L’ultimo libro è “Storie incompiute”, edito nel 2019 da Porto Seguro editore. È una raccolta che continua nella stessa direzione e con lo stesso moto creativo della precedente, ossia di “Spiragli” edita nel 2018 da Ensemble. Entrambi sono lavori scritti di getto, con un minimo, quasi nullo, labor limae, dove il verso tende all’essenzialità e il foglio bianco sovrasta col suo ineffabile silenzio i segni grafici delle poesie, mostrando la loro innata manchevolezza e incompiutezza, cercando di ricostruire queste storie disperse in frammenti, che non trovano né troveranno mai una loro ricomposizione.

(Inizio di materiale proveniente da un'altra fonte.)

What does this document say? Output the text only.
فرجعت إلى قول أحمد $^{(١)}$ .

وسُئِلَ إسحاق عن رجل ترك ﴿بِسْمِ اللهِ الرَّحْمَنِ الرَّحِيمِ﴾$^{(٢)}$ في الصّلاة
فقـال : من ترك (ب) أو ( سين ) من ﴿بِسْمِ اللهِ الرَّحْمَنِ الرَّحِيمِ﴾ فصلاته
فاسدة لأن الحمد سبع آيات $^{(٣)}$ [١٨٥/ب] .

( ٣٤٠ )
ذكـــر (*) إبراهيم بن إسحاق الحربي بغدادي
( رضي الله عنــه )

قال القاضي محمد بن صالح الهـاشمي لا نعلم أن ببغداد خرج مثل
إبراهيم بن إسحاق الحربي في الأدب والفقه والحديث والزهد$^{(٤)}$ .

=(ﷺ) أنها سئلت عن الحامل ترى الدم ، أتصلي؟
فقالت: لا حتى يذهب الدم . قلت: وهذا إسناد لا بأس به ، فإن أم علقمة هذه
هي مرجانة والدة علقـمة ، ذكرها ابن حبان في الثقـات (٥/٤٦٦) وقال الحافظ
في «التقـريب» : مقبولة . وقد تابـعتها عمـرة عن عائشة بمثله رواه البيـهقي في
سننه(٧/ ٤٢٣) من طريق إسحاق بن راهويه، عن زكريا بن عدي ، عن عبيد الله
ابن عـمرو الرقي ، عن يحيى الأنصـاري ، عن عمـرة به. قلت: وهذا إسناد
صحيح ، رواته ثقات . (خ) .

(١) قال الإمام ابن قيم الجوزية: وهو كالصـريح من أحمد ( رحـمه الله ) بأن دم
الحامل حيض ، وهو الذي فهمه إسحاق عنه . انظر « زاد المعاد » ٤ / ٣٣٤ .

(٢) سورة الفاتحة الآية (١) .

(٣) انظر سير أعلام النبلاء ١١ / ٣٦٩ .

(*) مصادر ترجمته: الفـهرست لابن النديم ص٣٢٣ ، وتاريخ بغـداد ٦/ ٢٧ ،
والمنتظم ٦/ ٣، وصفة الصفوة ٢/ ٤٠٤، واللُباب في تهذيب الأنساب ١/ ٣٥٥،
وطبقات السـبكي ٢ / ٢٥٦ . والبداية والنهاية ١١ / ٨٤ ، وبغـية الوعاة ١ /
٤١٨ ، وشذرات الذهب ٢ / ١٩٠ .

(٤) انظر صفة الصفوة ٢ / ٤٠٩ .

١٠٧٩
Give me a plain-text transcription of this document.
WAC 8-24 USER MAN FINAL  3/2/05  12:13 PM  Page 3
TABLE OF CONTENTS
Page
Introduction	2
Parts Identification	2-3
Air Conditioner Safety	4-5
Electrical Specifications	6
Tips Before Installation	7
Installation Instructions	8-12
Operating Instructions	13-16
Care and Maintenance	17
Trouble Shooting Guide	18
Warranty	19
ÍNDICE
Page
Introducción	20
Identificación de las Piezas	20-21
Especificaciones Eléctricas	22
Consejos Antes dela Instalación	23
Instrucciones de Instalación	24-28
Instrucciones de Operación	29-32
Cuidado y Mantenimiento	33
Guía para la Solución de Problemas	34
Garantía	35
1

4) Hai un nuovo lavoro in programma?

A dire il vero avrei due progetti pronti per la pubblicazione. Uno si tratta di un canzoniere illustrato sul tema della città, finito di elaborare nel 2019. L’altro sarebbe l’insieme delle poesie, versi, parole, che ho scritto negli ultimi anni su fogli sparsi qua e là, sullo smartphone, sui giornali, su quaderni, fazzoletti, etc. disorganizzati e non pensati per essere inseriti in una raccolta. Mi piacerebbe metterli insieme per avere una specie di bilancio di questo mio periodo personale e per dare voce, ancora una volta, alla mia scrittura più caotica, nata con spontaneità e priva di struttura, anche per averne un ricordo di carta perché no. Dopo questi due lavori non ho scritto più nessuna poesia, la pandemia ha bloccato le mie idee a quanto pare o almeno per adesso. Ho scritto solo articoli filosofici e articoli per la rivista per cui collaboro da tempo Teatrionline, il portale del teatro italiano. Quando ritornerà l’ispirazione per scrivere altre poesie ben venga ovviamente. Nel mentre non importa, anche l’assenza della poesia scritta è anch’essa poesia, che vive nell’esistenza e si inscrive nelle sue gioie più durature o passeggere, nei suoi tormenti e angosce, nelle sue sfide e sconfitte, nel suo insignificante o nel suo sublime, nei suoi sorrisi o nei suoi silenzi, senza l’intermediazione dei segni.

 5) Per chiudere l’intervista ci regali una poesia che per te ha un significato speciale?

Certamente, molto volentieri. Avrei pensato a questa poesia, inserita nella mia raccolta sull’amore “L’oltre quotidiano – liriche d’amore” edita da Carmignani editrice nel 2015, che parla dell’amore per la scrittura e la poesia:

Non assomigli a nessuna

Non assomigli a nessuna parola,

sei dettata in caratteri che amano

tacere, corretta dall’assurdo

nella grafia amara dei miei notturni.

 

Qualcosa di te si è intinto e dissolto

in ciò che ho di più fragile e antico.

 

Pensavo il tuo amore precedesse

ogni meraviglia o fosse un poema,

di là da venire, un’infanzia eterna,

ed invece è lo stesso inchiostro che mi scrive.